Students and theology experts of gathered on Oct. 6 at University Church to discuss the theological understanding of sexual violence and misogyny and discuss the status quo of #MeToo movements in Christian environments.
Under the title “Me Too, With You: Christianity and Feminism,” the symposium was organized by the Ewha Theological Community, Ewha Institute for Women’s Theological Studies (EIWTS), the Department of Christian Studies, and the Ewha Graduate School of Theology.
Chae Soo-ji, head of the Christian Women’s Counseling Center, was invited to the event and presented her research on pastoral sexual abuse in Korea and discussed the key tasks Christian communities face in order to reform its authoritarian culture.
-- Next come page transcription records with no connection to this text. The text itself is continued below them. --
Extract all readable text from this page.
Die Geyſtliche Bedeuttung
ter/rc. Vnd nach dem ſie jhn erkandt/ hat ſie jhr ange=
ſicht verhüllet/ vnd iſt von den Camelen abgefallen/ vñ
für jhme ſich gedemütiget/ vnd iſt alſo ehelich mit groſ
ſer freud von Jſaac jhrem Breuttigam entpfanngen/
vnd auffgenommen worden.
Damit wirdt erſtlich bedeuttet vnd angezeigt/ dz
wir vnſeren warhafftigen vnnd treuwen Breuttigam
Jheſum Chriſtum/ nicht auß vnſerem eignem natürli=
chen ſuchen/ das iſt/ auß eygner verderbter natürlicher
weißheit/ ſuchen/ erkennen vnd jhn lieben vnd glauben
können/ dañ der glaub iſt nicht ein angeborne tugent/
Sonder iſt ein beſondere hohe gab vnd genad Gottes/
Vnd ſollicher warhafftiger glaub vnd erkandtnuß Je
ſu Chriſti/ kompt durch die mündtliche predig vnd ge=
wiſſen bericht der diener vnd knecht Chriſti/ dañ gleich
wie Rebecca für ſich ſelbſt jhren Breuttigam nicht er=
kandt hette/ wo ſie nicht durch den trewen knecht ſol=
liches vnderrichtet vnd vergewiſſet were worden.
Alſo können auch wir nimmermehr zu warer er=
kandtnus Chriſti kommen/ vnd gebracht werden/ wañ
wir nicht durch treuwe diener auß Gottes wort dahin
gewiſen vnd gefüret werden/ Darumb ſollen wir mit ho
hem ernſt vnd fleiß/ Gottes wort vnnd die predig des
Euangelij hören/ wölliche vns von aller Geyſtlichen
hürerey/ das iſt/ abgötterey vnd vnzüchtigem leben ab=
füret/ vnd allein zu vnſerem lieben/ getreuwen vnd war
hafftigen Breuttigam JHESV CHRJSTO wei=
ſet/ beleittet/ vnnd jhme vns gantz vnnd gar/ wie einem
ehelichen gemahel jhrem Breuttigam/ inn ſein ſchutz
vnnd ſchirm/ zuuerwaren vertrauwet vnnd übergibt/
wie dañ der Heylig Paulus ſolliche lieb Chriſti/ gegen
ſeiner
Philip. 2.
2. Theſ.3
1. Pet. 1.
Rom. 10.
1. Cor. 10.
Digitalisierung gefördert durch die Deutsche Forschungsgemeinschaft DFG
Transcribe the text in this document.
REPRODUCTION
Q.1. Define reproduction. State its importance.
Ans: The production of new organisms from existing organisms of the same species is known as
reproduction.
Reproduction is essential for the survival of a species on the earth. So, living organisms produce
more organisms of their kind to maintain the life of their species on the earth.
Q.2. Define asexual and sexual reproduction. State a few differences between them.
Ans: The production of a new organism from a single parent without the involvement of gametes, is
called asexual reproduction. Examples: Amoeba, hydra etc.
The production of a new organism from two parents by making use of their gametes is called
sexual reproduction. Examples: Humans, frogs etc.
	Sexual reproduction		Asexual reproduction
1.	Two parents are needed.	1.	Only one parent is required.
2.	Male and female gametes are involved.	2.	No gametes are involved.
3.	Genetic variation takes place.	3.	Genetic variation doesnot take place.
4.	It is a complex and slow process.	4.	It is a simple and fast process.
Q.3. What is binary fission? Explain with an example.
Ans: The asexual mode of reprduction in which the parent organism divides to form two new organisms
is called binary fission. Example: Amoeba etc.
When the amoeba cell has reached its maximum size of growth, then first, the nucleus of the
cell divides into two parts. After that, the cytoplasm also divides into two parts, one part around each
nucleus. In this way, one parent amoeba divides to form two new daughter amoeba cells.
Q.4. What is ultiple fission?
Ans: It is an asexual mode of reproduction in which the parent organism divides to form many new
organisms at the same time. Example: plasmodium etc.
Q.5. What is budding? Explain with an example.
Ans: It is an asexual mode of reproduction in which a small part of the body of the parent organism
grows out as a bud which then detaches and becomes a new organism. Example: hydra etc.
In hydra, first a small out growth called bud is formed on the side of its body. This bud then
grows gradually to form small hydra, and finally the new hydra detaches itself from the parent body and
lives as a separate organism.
“According to last year’s survey carried out by the Presbyterian Church of Korea, 31 percent of respondents said they experienced some form of sexual harassment – which was a shocking number,” Chae said. “Although media attention on last August’s attempted child rape by a pastor pushed some churches to take action, others are rejecting requests for further measures.”
Pointing out that victims of sexual abuse are often silenced by witch-hunting and accusations of adultery, she emphasized the need for Christian organizations to take action.
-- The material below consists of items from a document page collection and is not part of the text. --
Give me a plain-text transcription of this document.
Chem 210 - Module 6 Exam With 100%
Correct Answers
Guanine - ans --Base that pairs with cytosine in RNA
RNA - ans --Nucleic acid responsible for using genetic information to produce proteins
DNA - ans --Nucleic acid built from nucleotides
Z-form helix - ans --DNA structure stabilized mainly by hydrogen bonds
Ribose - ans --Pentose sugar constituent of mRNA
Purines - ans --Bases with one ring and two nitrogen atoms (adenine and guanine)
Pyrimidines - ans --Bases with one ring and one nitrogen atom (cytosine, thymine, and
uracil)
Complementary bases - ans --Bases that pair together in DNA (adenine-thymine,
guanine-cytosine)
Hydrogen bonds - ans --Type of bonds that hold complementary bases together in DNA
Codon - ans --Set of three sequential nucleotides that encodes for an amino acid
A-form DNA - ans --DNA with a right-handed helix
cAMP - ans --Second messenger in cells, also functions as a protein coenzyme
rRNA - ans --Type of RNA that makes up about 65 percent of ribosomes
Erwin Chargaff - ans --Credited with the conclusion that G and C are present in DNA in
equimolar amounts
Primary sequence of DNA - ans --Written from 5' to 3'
Professor Kim Hye-ryung from the HOKMA College of General Education called for a reconsideration of how we should understand the ethicality of sex. Ancient societies punished adultery, prostitution, and sexual violence as equal “defilements.” Similarly, many ethicists denounced any extramarital affair because it violated the oath of fidelity, and people often view victims of sexual assault as “crime-inducers.”
“The traditional view that sees marriage and fidelity as standards of ethicality can explain nothing about the immorality of sexual violence which can happen regardless of marital relationships,” Kim said. “I find sexual violence as immoral because it is a coerced destruction of the counterpart’s ‘otherness,’ which is what lies in the core of love’s longing towards another.”
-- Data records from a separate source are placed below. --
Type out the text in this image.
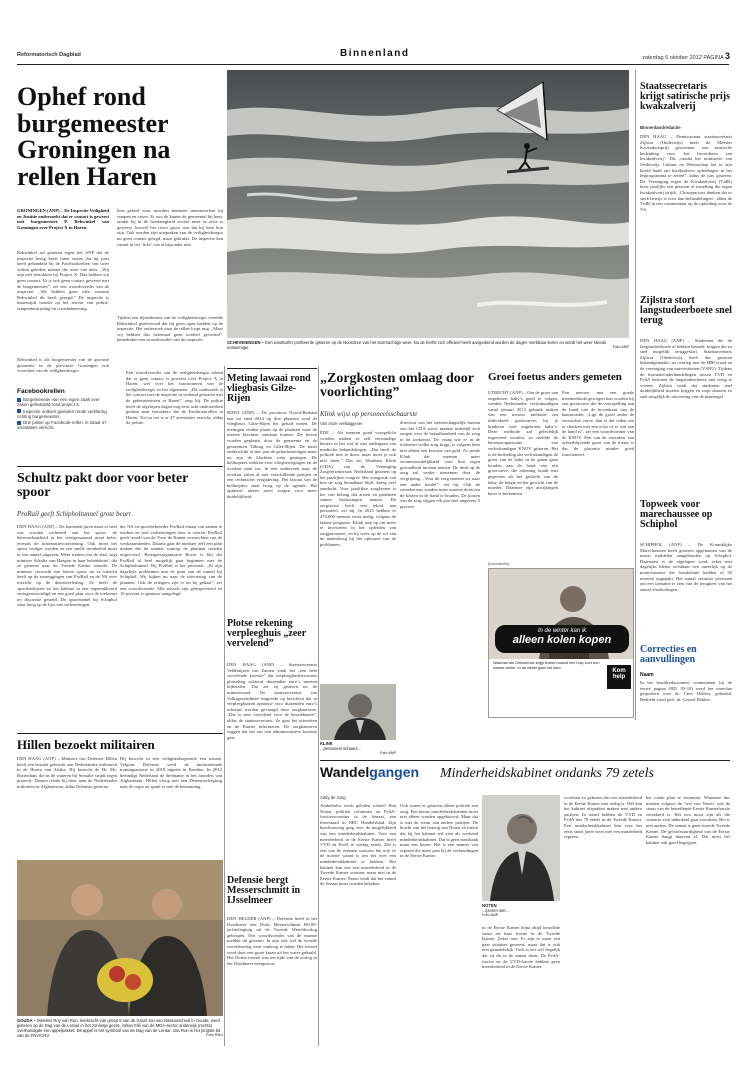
Reformatorisch Dagblad	Binnenland	zaterdag 6 oktober 2012 PAGINA 3
Ophef rond burgemeester Groningen na rellen Haren
GRONINGEN (ANP) – De Inspectie Veiligheid en Justitie onderzoekt dat er contact is geweest met burgemeester P. Rehwinkel van Groningen over Project X in Haren.
Rehwinkel zei gisteren tegen het ANP dat de inspectie bezig heeft laten weten dat hij juist heeft gehandeld bij de Facebookrellen van twee weken geleden, manier die weer van niets. „Wij zijn niet betrokken bij Project X. Dus hebben wij geen contact. Er is ook geen contact geweest met de burgemeester”, zei een woordvoerder van de inspectie. „We hebben geen idee waarom Rehwinkel dit heeft gezegd.” De inspectie is tussentijds houder op het terrein van politie, rampenbestrijding en crisisbeheersing.
Rehwinkel is als burgemeester van de grootste gemeente in de provincie Groningen ook voorzitter van de veiligheidsregio
Facebookrellen
Burgemeester van een eigen zaak over zaken gehandeld rond project X.
Inspectie ontkent gesloten rende verklaring richting burgemeester.
Drie politie op Facebook-rellen: in totaal 47 arrestaties verricht.
leen geheel waar moeders bemieen samenwerken bij rampen en crises. Er zou de kanter de gemeentel bij hem, omdat hij in de hoedanigheid zoveel meer in actie is geweest, hoewel het risico groot was dat hij hem kon zijn. Ook werden zijn uitspraken van de veiligheidsregio nu geen contact gelegd, maar gebruikt. De inspectie kan vanuit in het ‘licht’ van al bijzonder niet.
Tijdens een bijeenkomst van de veiligheidsregio vertelde Rehwinkel gisteravond dat hij geen ogen hadden op de inspectie. Het onderzoek naar de rellen loopt nog. „Maar wij hebben dus helemaal geen oordeel gevormd”, benadrukte een woordvoerder van de inspectie.
Een woordvoerder van de veiligheidsregio erkent dat er geen contact is geweest over Project X in Haren, wel over het functioneren van de veiligheidsregio in het algemeen. „Dit onderzoek is het contact met de inspectie in verband gebracht met de gebeurtenissen in Haren”, zegt hij. De politie heeft de afgelopen dagen nog eens acht onderzoeken gedaan naar bezoekers die de Facebookrellen in Haren. Tot nu toe is er 47 arrestaties verricht, aldus de politie.
SCHEVENINGEN – Een windsurfer profiteerde gisteren op de Noordzee van het stormachtige weer. Nu de herfst zich officieel heeft aangediend worden de dagen merkbaar korter en wordt het weer steeds onstuimiger.	Foto ANP
Staatssecretaris krijgt satirische prijs kwakzalverij
Binnenlandredactie
DEN HAAG – Demissionair staatssecretaris Zijlstra (Onderwijs) heeft de Meester Kackadorisprijs gewonnen, een satirische bedenking voor ‘het bevorderen van kwakzalverij’. Dit „omdat het ministerie van Onderwijs, Cultuur en Wetenschap het in zijn hoofd haalt om kwakzalvers opleidingen in het lesprogramma te zetten”, aldus de jury gisteren. De Vereniging tegen de Kwakzalverij (VtdK) kiest jaarlijks een persoon of instelling die tegen kwakzalverij strijdt. ‚Chiropractors denken dat er sterk bewijs is voor hun behandelingen’, aldus de VtdK in een commentaar op de opleiding voor de VS.
Zijlstra stort langstudeerboete snel terug
DEN HAAG (ANP) – Studenten die de langstudeerboete al hebben betaald, krijgen die zo snel mogelijk teruggestort. Staatssecretaris Zijlstra (Onderwijs) heeft dat gisteren bekendgemaakt, na overleg met de HBO-raad en de vereniging van universiteiten (VSNU). Tijdens de formatieonderhandelingen tussen VVD en PvdA besloten de langstudeerboete niet terug te voeren. Zijlstra vindt dat studenten snel duidelijkheid moeten krijgen en stopt daarom zo snel mogelijk de uitvoering van de maatregel.
Topweek voor marechaussee op Schiphol
SCHIPHOL (ANP) – De Koninklijke Marechaussee heeft gisteren opgenomen van de meest middelen aangehouden op Schiphol. Daarnaast is de afgelopen week zeker niet dagelijks kleine zichtbaar een oneerlijk op de marechaussee die fraudulente hadden of 30 mensen opgepakt. Het aantal vermiste personen om een toename te zien van de terugkeer van het aantal vluchtelingen.
Correcties en aanvullingen
Naam
In het hoofdredactioneel commentaar bij de eerste pagina (RD, 05-10) werd ten onrechte gesproken over dr. Cees Dekker, gebeteld. Bedoeld werd prof. dr. Gerard Dekker.
Schultz pakt door voor beter spoor
ProRail geeft Schipholtunnel grote beurt
DEN HAAG (ANP) – De komende jaren moet er heel wat worden verbeterd aan het spoor: de betrouwbaarheid in het reizigersaantal moet beter, evenals de informatievoorziening. Ook moet het spoor veiliger worden en een snelle treinbeleid moet in een aantal uitgaven. Meer treinen om de stad, zegt minister Schultz van Haegen in haar beleidsbrief, die ze gisteren naar de Tweede Kamer stuurde. De minister verwacht een betere spoor nu ze uitzicht heeft op de toezeggingen van ProRail en de NS over toezicht op de dienstverlening. Ze heeft de spoorbedrijven en het kabinet in een regeerakkoord vertegenwoordigd en een goed plan voor de toekomst ter discussie gesteld. De spoortunnel bij Schiphol staat hoog op de lijst van verbeteringen.
der NS en spoorbeheerder ProRail ernaar om samen te werken en snel verbeteringen door te voeren. ProRail geeft twaalf van de Twee de Kamer overzichten van de werkzaamheden. Daarna gaat de minister zelf een plan maken dat de manier waarop de plannen worden uitgevoerd. Reizigersorganisatie Rover is blij dat ProRail al heel mogelijk gaat beginnen met de Schipholtunnel. Bij ProRail is het prioriteit. „Er zijn dagelijks problemen met de punt van de tunnel bij Schiphol. Wij kijken nu naar de uitvoering van de plannen. Ook de reizigers zijn er nu bij gebaat”, zei een woordvoerder. Alle wissels zijn geïnspecteerd en 10 procent is opnieuw aangelegd.
Meting lawaai rond vliegbasis Gilze-Rijen
RIJEN (ANP) – De provincie Noord-Brabant laat tot eind 2014 op drie plaatsen rond de vliegbasis Gilze-Rijen het geluid meten. De metingen vinden plaats op de plaatsen waar de meeste klachten vandaan komen. De boxen worden geplaatst door de gemeente en de gemeenten Tilburg en Gilze-Rijen. De basis onderschikt al drie jaar de geluidsmetingen maar nu zijn de klachten weer gestegen. De helikopters wekken voor vliegbewegingen en de overlast nam toe. In een onderzoek naar de overlast zitten al met verschillende partijen in een technische vergadering. Het lawaai van de helikopters staat hoog op de agenda. Het opnieuw meten moet zorgen voor meer duidelijkheid.
Plotse rekening verpleeghuis „zeer vervelend”
DEN HAAG (ANP) – Staatssecretaris Veldhuijzen van Zanten vindt het „een hele vervelende kwestie” dat verpleeghuisbewoners plotseling achteraf duizenden euro’s moeten bijbetalen. Dat zei zij gisteren na de ministerraad. De staatssecretaris van Volksgezondheid reageerde op berichten dat in verpleeghuizen opnieuw voor duizenden euro’s achteraf worden gevraagd door zorgkantoren. „Dat is zeer vervelend voor de betrokkenen”, aldus de staatssecretaris. Ze gaat het uitzoeken en de Kamer informeren. De zorgkantoren zeggen dat het om een administratieve kwestie gaat.
„Zorgkosten omlaag door voorlichting”
Klink wijst op personeelsschaarste
Van onze verslaggever
EDE – Als mensen goed voorgelicht worden, maken ze zelf verstandige keuzes in het wel of niet ondergaan van medische behandelingen. „Dat heeft de politiek niet te doen, maar moet je ook niet doen.” Dat zei Abraham Klink (CDA) van de Vereniging Zorgverzekeraars Nederland gisteren op het jaarlijkse congres. Het vraagstuk van hoe de zorg betaalbaar blijft, kreeg veel aandacht. Voor jaarlijkse zorgkosten is het van belang dat artsen en patiënten samen beslissingen nemen. De zorgsector heeft een tekort aan personeel, zei hij. In 2025 hebben er 470.000 mensen extra nodig, volgens de laatste prognose. Klink riep op om meer te investeren in het opleiden van zorgpersoneel, en hij wees op de rol van de mantelzorg bij het oplossen van de problemen.
directeur van het wetenschappelijk bureau van het CDA werd, maakte indertijd zich zorgen over de betaalbaarheid van de zorg in de toekomst. De vraag wie er in de toekomst welke zorg krijgt, is volgens hem niet alleen een kwestie van geld. Zo stelde Klink dat mensen meer verantwoordelijkheid voor hun eigen gezondheid moeten nemen. De druk op de zorg zal verder toenemen door de vergrijzing. „Voor de zorg moeten we naar een ander model”, zei hij. Ook de verzekeraars zouden meer moeten doen om de kosten in de hand te houden. De kosten van de zorg stijgen elk jaar met ongeveer 5 procent.
KLINK
...personeel schaars...
Foto ANP
Groei foetus anders gemeten
UTRECHT (ANP) – Om de groei van ongeboren baby’s goed te volgen, werden Nederlandse verloskundigen vanaf januari 2013 gebruik maken van een nieuwe methode om individuele groeicurves bij je kinderen voor ongeboren baby’s. Deze methode zal geleidelijk ingevoerd worden, zo meldde de beroepsorganisatie van verloskundigen KNOV gisteren. Het is de bedoeling dat verloskundigen de groei van de baby in de gaten gaan houden aan de hand van een groeicurve, die rekening houdt met gegevens als het geslacht van de baby, de lengte en het gewicht van de moeder. Daarmee zijn afwijkingen beter te herkennen.
Een nieuwe, met een goede meetmethode gewogen kan worden bij een groeicurve die de voorspelling aan de hand van de bovenkant van de baarmoeder. „Ligt de groei onder de verwachte curve, dan is dat reden om te checken met een echo of er wat aan de hand is”, zei een woordvoerder van de KNOV. Een van de oorzaken van achterblijvende groei van de foetus is dat de placenta minder goed functioneert.
[Advertentie]
In de winter kan ik
alleen kolen kopen
Waarvan als Oekraïense krijgt iedere maand een hulp voor een warme winter. In de winter gaat het hard.
Kom
help
Hillen bezoekt militairen
DEN HAAG (ANP) – Minister van Defensie Hillen heeft een bezoek gebracht aan Nederlandse militairen in de Hoorn van Afrika. Hij bezocht de Hr. Ms. Rotterdam, die in de wateren bij Somalië strijdt tegen piraterij. Daarna reisde hij door naar de Nederlandse militairen in Afghanistan, aldus Defensie gisteren.
Hij bezocht in een veiligheidsoperatie een missie. Volgens Defensie werd de internationale trainingsmissie in 2010 ingezet in Kunduz. In 2012 beëindigt Nederland de deelname in het noorden van Afghanistan. Hillen vloog met een Defensievliegtuig naar de regio en sprak er met de bemanning.
GOUDA – Meester Roy van Run, leerkracht van groep 8 van de Graaf Jan van Nassauschool in Gouda, werd gisteren op de Dag van de Leraar in het zonnetje gezet. Johan Filé van de MDA-sector onderwijs (rechts) overhandigde een appelpakket. Dit appel is het symbool van de Dag van de Leraar. Van Run is het jongste lid van de FNV/CNV.	Foto RNU
Defensie bergt Messerschmitt in IJsselmeer
DEN HELDER (ANP) – Defensie heeft in het IJsselmeer een Duits Messerschmitt Bf109-jachtvliegtuig uit de Tweede Wereldoorlog geborgen. Een woordvoerder van de marine meldde dit gisteren. In zijn ook wel de tweede wereldoorlog weer omhoog te halen. Het toestel werd door een grote kraan uit het water gehaald. Het Duitse toestel was ten tijde van de oorlog in het IJsselmeer neergestort.
Wandelgangen	Minderheidskabinet ondanks 79 zetels
Addy de Jong
Anderhalve week geleden schreef Han Noten, politiek columnist en PvdA-fractievoorzitter in de Senaat, een lezersmail in NRC Handelsblad. Zijn beschouwing ging over de mogelijkheid van een minderheidskabinet. Voor een meerderheid in de Eerste Kamer heeft VVD en PvdA te weinig zetels. Dat is een van de redenen waarom het ook zo de moeite waard is om het over een minderheidskabinet te hebben. Het kabinet kan dus een meerderheid in de Tweede Kamer vormen, maar niet in de Eerste Kamer. Noten vindt dat het vanuit de Senaat moet worden bekeken.
Ook waren er gisteren alleen politiek een zorg. Een nieuw minderheidskabinet moet niet alleen worden opgebouwd. Maar dat is met de steun van andere partijen. De kracht van het betoog van Noten zit hierin dat hij het kabinet wil zien als werkend minderheidskabinet. Dat is geen noodzaak maar een keuze. Het is een manier van regeren die meer past bij de verhoudingen in de Eerste Kamer.
in de Eerste Kamer bijna altijd hetzelfde stemt als haar fractie in de Tweede Kamer. Zeker niet. Er zijn er maar een paar situaties geweest, maar dat is ook niet gemakkelijk. Toch is het wel degelijk dat zij dit in de senaat doen. De PvdA-fractie en de VVD-fractie hebben geen meerderheid in de Eerste Kamer.
voorbaat zo gekozen dat een meerderheid in de Eerste Kamer niet nodig is. Wel kan het kabinet afspraken maken met andere partijen. In totaal hebben de VVD en PvdA dus 79 zetels in de Tweede Kamer. Een minderheidskabinet kan voor het eerst sinds jaren weer met een minderheid regeren.
het totale plan te stemmen. Waarmee dus meteen volgens de ‘wet van Noten’ ook de steun van de betreffende Eerste Kamerfractie verzekerd is. Het zou mooi zijn als die scenario zich inderdaad gaat voordoen. Het is niet anders. De senaat is geen tweede Tweede Kamer. De geloofwaardigheid van de Eerste Kamer hangt daarvan af. Dat moet het kabinet ook goed begrijpen.
NOTEN
...ijzeren wet...
Foto ANP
Presenters emphasized that a critical, unbiased approach on these topics – sex, sexuality, and the body – are required for a complete change in our attitude towards these delicate subjects, since they are often exempted from or lopsidedly proposed in education curricula.
“Our churches don’t even touch upon the subject of sexuality because we have a culture of regarding sexuality and the female body itself as a sin,” said professor Paik Eun-mi from the Department of Christian Studies. “This is a huge problem because the absence of education does not simply result in ignorance, but provides room for distortion, and creates a prejudiced view towards the subject.”
Professor Paik continued that the absence of women and women’s sexuality in religious texts and activities have led to a very narrow-minded understanding of women’s spiritual and secular lives.
“In order to break down the tradition of misogyny that we have acquired from the unspoken premises of religious bodies, it is required for members of the community to actively rethink on how we are teaching gender, sexuality and the body,” she said.